Com 58 anos, Teresinha
possui um história de luta constante e atua também na Federação das Comunidades
Quilombolas do RS e na Coordenação Nacional de Articulação de Quilombos
(Conaq-RS). Para conversar com ela, somente após o almoço, pois a coordenação da
cozinha era sua responsabilidade. Questiona sobre as demandas e desejos da
comunidade, ela reforça o que relatam João e Clédis de valorizar a terra e
buscar autonomia. “Trazemos essa ancestralidade do trabalho com a terra há
anos”, pontua Teresinha.
• Racismo e invisibilidade
De acordo com Clédis
Resende, muitas vezes a comunidade recebe mais atenção da Universidade do que
da administração local. Como comparação, mas não justificativa, a líder cita a
maior atenção destinada para outra comunidade quilombola de Restinga Seca, São
Miguel, onde vivem mais de 200 famílias.
João Resende também
menciona um episódio que exemplifica o racismo estrutural sofrido pelos
quilombolas. No início dos anos 2000, João tinha sido contratado para finalizar
a construção de uma série de residências financiadas pelo programa “Minha Casa
Minha Vida”. Com o dinheiro, ele foi até a cidade para comprar os materiais
necessários para a obra.
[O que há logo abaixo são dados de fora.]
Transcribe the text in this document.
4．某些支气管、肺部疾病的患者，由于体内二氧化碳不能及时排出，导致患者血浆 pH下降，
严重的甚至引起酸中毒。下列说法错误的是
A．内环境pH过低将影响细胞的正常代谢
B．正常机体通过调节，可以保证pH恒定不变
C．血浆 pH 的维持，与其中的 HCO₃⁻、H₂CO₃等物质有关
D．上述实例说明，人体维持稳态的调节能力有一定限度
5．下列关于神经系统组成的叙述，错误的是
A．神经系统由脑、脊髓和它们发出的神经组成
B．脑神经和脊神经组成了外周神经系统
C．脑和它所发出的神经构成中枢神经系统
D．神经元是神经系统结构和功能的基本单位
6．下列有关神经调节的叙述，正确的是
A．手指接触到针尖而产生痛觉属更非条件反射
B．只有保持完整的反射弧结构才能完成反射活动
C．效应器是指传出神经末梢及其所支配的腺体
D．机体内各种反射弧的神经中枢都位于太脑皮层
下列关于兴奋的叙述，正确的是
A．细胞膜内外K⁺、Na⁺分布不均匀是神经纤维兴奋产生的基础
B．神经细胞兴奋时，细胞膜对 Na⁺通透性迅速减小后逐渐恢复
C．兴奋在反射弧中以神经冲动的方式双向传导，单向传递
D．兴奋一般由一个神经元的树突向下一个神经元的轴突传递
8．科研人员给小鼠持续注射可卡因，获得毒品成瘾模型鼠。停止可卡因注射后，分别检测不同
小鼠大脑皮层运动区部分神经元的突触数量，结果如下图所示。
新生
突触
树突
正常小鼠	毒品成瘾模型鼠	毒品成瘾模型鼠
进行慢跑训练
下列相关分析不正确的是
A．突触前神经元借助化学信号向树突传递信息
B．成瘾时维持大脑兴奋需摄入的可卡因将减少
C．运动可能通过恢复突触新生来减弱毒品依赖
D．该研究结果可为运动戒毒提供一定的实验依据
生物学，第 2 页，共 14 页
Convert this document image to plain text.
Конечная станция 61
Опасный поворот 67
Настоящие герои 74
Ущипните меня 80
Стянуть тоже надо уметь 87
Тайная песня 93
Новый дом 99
Após fazer o pedido, foi questionado sobre como
poderia pagar. Na visão do quilombola, se fosse uma pessoa branca, essa
pergunta não seria feita.
Após o início do
processo de reconhecimento do território, João cita que pôde descobrir mais
sobre sua origem e adquirir mais força para lutar pela comunidade. “Até então
éramos uma comunidade invisível. Existíamos, mas não sabiam que nós
existíamos”, enfatiza o líder comunitário. Após esse primeiro passo em direção
à dignidade e efetivação dos direitos, o objetivo é resgatar a ancestralidade e
construir novos futuros para o Rincão dos Martimianos.